А вот — типичное: будни нашего отряда, бездомная девчонка, попавшаяся на фронтовом маршруте. Прежними песнями Булата подготовлено пришествие окопной Мадонны, этой беззащитной беженки, приткнувшейся к армейским харчам, к армейским мужикам-защитникам:
И откуда на переднем крае,
Где даже земля сожжена,
Детских рук доверчивость такая
И улыбки такая тишина?
Святая!
Но тогда откуда этот мутный след за нею шлейфом? Откуда дух коммуналки на этом ветрище? Солдаты «шагом тяжелым проходят по улице в бой» — в самом строчечном строе какая-то странность: так, «по улице» не в «бой» проходят, а на службу. Второй план — такой же странный по речестрою: «редкие счастливые жены» над судьбой девочки «злословят». Во-первых, какие там «счастливые жены», когда «земля сожжена»? Ах, «редкие»? До «редких» мне дела нет. Во-вторых, ну и что, если злословят? Это что, соизмеримо — война, которая все сожгла , и что-то квартирное, обыденное, коммунально-арбатское «злословят»?
Этот мотив вообще проходит у Булата какой-то странной нотой: завеса мелкой лжи в людях, мелкая слабина, которая почему-то застит свет. Думаешь: он же с Богом говорит, причем тут «жены», или их «воровство», или та «циркачка», к которой «страсть схватила», или та «Наденька», которая «пойдет гулять с другим». Или это все страсти-страхи «московского муравья»? Акакий Акакиевич в шинели рядового-необученного…
Очистительным шквалом приходит — фронт. Отрада — святая в этому аду.
Мы идем на запад, Отрада,
И греха перед пулею нет.
Какого греха? А если нет, зачем — о грехе? И если перед той девочкой «ни грана вины» — зачем о мнимой вине речь? Какую боль, какую жуть так в себе заговаривают? Поверху — гармония, песня. Вернее, всегда — «песенка» — ну, как бы пустяк: легко все, воздушно, аристократично.
А понизу — смутное ощущение обрыва в бездну.
ФАктура зари
Ничего непонятного: Арбат, суета дворов, все просто… Загадка фактуры любого текста у Булата — вот эта милая простота, незаметно и мягко погружающая тебя в странное инобытие. Городская обыденность, троллейбусы, прохожие. В случае невероятного форса — какая-нибудь ресторанная бравада. Ну, в пределах ленточки на бескозырке. А так — пыль повседневности.
Только пыль эта — с былинных шлемов.
Красками арбатской суеты живописуется — мистерия.
Этот сказочный, сказовый ритм — с первых строк. Он инобытие той простецкой жизни, которой живет этот мир, он ее тайное спасение.
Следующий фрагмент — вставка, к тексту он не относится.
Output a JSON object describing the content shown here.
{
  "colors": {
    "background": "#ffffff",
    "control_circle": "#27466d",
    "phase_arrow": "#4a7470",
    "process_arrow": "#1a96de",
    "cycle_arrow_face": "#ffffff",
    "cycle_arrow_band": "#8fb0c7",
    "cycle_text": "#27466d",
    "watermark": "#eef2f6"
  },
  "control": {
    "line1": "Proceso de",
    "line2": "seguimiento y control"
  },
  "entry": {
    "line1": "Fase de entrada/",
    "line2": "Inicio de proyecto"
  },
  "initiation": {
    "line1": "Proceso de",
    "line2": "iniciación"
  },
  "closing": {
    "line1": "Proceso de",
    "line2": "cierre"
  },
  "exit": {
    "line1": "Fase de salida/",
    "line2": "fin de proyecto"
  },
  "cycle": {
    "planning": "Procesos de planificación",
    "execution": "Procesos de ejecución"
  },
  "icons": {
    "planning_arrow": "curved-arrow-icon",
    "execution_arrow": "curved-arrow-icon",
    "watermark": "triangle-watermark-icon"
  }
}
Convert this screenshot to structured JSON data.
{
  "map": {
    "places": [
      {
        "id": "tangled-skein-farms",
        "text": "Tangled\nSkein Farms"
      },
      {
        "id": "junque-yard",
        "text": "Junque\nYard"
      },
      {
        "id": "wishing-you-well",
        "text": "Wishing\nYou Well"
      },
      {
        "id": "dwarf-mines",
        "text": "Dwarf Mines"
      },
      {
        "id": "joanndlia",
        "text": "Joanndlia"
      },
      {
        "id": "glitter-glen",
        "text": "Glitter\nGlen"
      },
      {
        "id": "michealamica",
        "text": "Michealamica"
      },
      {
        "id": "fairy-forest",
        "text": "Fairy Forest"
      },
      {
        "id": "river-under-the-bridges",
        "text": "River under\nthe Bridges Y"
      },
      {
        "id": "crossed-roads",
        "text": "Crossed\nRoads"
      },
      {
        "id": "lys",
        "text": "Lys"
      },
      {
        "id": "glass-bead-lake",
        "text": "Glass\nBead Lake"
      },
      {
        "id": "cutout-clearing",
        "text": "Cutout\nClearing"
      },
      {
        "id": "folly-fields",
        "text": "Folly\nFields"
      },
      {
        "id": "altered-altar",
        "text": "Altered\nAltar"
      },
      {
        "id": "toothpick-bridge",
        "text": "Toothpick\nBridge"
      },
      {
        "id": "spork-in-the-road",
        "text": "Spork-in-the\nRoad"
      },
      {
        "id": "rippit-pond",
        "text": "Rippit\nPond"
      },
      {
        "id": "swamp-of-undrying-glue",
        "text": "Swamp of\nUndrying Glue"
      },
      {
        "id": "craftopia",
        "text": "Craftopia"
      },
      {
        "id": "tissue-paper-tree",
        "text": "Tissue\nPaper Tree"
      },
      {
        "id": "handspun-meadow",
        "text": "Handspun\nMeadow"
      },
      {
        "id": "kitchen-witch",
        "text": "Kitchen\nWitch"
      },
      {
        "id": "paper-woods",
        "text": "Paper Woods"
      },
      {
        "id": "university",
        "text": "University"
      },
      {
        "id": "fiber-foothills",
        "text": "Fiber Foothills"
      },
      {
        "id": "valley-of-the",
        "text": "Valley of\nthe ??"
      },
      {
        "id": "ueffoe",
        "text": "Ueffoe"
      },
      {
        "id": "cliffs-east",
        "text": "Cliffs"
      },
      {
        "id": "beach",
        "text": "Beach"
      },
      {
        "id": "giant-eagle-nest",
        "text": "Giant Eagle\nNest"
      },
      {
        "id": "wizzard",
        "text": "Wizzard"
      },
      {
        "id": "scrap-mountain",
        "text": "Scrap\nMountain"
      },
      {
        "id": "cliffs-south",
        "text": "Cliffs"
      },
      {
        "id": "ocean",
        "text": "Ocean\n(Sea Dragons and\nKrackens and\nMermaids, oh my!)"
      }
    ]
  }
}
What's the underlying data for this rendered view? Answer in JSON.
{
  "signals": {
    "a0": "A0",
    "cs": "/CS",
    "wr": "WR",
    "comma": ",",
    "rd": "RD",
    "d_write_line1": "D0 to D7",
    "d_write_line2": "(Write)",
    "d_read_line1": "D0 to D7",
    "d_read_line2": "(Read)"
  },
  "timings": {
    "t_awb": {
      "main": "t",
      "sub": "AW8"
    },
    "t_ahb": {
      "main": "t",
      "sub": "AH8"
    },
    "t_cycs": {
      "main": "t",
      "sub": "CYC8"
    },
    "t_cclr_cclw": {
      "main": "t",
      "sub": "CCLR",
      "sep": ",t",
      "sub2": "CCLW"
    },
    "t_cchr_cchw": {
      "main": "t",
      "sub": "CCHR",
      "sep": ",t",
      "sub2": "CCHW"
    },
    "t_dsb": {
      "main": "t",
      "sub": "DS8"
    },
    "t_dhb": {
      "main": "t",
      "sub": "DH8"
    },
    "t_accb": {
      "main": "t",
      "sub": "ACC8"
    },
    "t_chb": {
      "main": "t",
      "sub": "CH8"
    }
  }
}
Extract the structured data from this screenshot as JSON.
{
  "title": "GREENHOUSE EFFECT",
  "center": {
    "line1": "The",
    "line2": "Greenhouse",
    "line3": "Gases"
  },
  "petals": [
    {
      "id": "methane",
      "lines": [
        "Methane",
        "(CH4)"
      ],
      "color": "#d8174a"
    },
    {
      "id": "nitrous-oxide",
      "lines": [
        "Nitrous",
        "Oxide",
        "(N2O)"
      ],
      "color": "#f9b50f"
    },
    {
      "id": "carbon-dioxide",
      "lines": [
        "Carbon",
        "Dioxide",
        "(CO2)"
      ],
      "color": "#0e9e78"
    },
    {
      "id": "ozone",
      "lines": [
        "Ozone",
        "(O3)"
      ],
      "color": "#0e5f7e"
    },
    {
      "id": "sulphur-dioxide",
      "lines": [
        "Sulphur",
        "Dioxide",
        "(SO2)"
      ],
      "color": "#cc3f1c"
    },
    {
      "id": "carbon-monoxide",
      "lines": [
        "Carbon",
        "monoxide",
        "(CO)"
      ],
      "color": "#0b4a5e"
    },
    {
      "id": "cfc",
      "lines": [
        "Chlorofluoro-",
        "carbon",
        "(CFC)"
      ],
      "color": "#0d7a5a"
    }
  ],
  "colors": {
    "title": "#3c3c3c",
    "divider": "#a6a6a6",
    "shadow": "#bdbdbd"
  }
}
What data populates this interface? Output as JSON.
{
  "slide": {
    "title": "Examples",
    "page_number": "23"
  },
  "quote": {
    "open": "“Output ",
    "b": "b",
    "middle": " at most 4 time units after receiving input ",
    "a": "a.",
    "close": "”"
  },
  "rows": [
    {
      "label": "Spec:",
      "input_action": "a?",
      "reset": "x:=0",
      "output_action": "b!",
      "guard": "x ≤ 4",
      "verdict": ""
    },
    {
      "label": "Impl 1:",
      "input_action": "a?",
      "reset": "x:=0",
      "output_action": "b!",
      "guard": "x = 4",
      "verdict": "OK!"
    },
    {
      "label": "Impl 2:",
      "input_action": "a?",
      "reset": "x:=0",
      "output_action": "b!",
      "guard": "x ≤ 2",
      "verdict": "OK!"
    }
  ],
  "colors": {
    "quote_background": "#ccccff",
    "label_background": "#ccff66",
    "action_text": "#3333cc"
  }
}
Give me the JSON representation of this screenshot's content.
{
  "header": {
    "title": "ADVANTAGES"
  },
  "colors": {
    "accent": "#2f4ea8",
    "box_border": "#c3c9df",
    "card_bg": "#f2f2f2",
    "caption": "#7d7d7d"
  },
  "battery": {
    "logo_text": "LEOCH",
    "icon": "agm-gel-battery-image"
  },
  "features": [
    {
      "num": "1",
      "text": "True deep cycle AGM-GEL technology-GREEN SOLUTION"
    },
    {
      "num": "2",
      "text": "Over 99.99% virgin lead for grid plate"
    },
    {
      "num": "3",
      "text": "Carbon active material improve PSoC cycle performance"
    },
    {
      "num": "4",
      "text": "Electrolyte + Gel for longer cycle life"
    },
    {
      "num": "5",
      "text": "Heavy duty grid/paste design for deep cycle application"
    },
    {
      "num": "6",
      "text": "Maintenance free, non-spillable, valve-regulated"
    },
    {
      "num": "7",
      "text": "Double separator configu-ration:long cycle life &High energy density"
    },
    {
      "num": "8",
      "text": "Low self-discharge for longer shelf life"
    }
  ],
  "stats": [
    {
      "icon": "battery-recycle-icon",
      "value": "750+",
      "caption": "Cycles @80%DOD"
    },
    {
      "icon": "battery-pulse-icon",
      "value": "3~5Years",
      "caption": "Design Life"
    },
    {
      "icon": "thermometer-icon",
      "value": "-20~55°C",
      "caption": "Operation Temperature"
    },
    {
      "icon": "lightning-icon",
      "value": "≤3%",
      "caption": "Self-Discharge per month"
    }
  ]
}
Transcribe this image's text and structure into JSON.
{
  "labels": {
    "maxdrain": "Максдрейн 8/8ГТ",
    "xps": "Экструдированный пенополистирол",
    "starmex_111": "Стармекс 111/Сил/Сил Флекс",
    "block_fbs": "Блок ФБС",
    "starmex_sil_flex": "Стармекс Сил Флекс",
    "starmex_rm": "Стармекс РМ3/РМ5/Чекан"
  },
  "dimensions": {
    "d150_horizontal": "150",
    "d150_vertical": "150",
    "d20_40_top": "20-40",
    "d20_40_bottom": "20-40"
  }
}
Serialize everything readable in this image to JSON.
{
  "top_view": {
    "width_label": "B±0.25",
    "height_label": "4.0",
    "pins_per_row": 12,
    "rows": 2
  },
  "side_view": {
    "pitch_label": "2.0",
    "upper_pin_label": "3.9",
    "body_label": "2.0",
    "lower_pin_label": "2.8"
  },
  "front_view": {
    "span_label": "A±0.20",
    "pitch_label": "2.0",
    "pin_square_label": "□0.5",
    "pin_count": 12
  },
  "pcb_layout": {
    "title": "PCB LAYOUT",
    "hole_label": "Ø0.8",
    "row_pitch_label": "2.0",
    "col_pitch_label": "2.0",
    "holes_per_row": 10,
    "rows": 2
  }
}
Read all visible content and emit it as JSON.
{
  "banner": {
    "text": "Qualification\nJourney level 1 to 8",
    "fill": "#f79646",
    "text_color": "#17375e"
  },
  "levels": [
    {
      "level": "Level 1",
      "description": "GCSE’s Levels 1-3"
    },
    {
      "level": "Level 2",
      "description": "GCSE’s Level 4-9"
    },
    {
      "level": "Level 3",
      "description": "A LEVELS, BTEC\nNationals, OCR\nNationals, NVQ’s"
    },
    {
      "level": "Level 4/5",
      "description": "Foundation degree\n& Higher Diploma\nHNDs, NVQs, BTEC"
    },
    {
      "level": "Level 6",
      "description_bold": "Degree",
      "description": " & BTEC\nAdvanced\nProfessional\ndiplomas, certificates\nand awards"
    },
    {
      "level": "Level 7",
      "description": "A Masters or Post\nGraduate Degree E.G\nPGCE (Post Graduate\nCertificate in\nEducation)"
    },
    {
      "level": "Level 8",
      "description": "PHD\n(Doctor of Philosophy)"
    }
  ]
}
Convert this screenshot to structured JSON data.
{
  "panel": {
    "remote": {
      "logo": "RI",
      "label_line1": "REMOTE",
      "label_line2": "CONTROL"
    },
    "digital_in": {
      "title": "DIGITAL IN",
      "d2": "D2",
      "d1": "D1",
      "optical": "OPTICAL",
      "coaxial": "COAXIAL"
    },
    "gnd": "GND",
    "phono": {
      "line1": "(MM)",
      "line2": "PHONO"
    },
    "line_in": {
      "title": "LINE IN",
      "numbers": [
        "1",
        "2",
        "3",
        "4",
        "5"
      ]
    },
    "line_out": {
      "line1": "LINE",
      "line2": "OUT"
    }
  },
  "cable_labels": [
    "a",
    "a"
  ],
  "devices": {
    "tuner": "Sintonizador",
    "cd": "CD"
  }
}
Живописцы, окуните ваши кисти
в суету дворов арбатских и в зарю,
чтобы были ваши кисти словно листья.
Словно листья,
словно листья к ноябрю.
«К ноябрю» — тайно-праздничный знак времени, опознавательное клеймо меченых мальчиков Державы. Праздник плывет по серому асфальту. Мостовая качается, не может очнуться. Непонятно, как это все слито, как сращено в стихе: плывущая заревая легенда и суета. Они ж чужие, чужие! У них координаты не сходятся! Их судьба разведет!
Он это и чует, певец Арбата, на это и отвечает:
Вы, как судьи, нарисуйте наши судьбы,
наше лето, нашу зиму и весну…
Ничего, что мы — чужие.
Вы рисуйте!
Я потом, что непонятно, объясню.
Последняя строка и есть тот «мазок гения», который отсылает всю картину в запредельность. Последняя строка вдруг открывает тебе то, что все время смутно брезжит в картине.
Необъяснимо счастье обреченного поколения. Необъяснимо прекрасен этот страшный мир. Вам непонятно?